Angela Merkel shares Macron’s position though German mercantilism, the Drang nach Osten of German business seeking new markets to colonize is her main motivation. MEPs have voted overwhelmingly against the NordStream2 gas pipeline between Russia and Germany which is purely a Kremlin project to damage Ukraine, Poland and Baltic states with no economic rationale. But Mrs Merkel and the other Putinversteher – those who understand Putin as the pro-Moscow majority in German political and business circles are called – refuse to put any pressure on the decaying bully in the Kremlin.
In going to Moscow Borrell was doing no more than what Berlin and Paris and the Brussels establishment required of him. However his trip has torn away the last illusions that remain that the EU is dealing with a regime that has any respect for the rules of engagement on the basis of democratic and human rights values.

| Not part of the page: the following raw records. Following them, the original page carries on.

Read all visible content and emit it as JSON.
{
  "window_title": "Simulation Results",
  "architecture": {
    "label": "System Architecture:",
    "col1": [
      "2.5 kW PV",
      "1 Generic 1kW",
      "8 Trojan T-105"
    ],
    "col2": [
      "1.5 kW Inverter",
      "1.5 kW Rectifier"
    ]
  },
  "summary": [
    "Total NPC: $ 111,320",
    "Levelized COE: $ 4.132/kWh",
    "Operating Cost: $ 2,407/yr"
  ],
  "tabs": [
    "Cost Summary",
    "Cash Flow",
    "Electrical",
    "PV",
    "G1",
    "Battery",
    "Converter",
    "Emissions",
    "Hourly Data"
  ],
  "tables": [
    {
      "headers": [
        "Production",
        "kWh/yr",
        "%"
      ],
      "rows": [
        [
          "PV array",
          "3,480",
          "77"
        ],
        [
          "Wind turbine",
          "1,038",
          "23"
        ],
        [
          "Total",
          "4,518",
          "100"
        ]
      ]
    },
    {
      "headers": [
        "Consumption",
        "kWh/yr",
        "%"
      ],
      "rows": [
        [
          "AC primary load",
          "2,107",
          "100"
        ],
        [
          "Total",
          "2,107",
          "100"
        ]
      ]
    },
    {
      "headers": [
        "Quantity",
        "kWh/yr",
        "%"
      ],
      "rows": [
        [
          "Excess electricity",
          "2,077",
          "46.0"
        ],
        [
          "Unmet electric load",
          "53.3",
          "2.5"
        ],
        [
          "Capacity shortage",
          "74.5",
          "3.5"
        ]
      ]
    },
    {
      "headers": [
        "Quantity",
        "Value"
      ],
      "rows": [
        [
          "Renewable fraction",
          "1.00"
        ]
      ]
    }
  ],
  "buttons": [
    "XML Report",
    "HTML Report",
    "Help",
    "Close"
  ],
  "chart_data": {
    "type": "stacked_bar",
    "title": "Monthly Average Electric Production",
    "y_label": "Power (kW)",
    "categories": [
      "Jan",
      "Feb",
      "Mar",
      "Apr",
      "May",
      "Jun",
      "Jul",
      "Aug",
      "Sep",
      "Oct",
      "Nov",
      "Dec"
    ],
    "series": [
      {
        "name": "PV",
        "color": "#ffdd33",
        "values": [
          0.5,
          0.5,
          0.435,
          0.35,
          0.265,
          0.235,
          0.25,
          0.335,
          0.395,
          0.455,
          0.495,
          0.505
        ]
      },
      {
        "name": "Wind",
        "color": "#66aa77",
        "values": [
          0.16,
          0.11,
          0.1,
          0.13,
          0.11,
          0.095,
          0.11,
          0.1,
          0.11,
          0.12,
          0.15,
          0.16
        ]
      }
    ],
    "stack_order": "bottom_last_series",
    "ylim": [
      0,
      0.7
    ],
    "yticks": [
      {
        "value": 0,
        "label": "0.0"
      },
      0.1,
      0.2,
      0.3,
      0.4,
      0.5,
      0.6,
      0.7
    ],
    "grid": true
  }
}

In that sense as with his truth telling to Catalan extremists, Borrell has been brave and deserves support. He must now energise his big unwieldy External Action service to think creatively about taking the argument to Putin especially by countering Kremlin propaganda on social media and by supporting those in Russia, the West Balkans or even in Britain who want to get closer to Europe in contrast to the Kremlin desire to see the slow disaggregation of Europe into rival nationalist governments.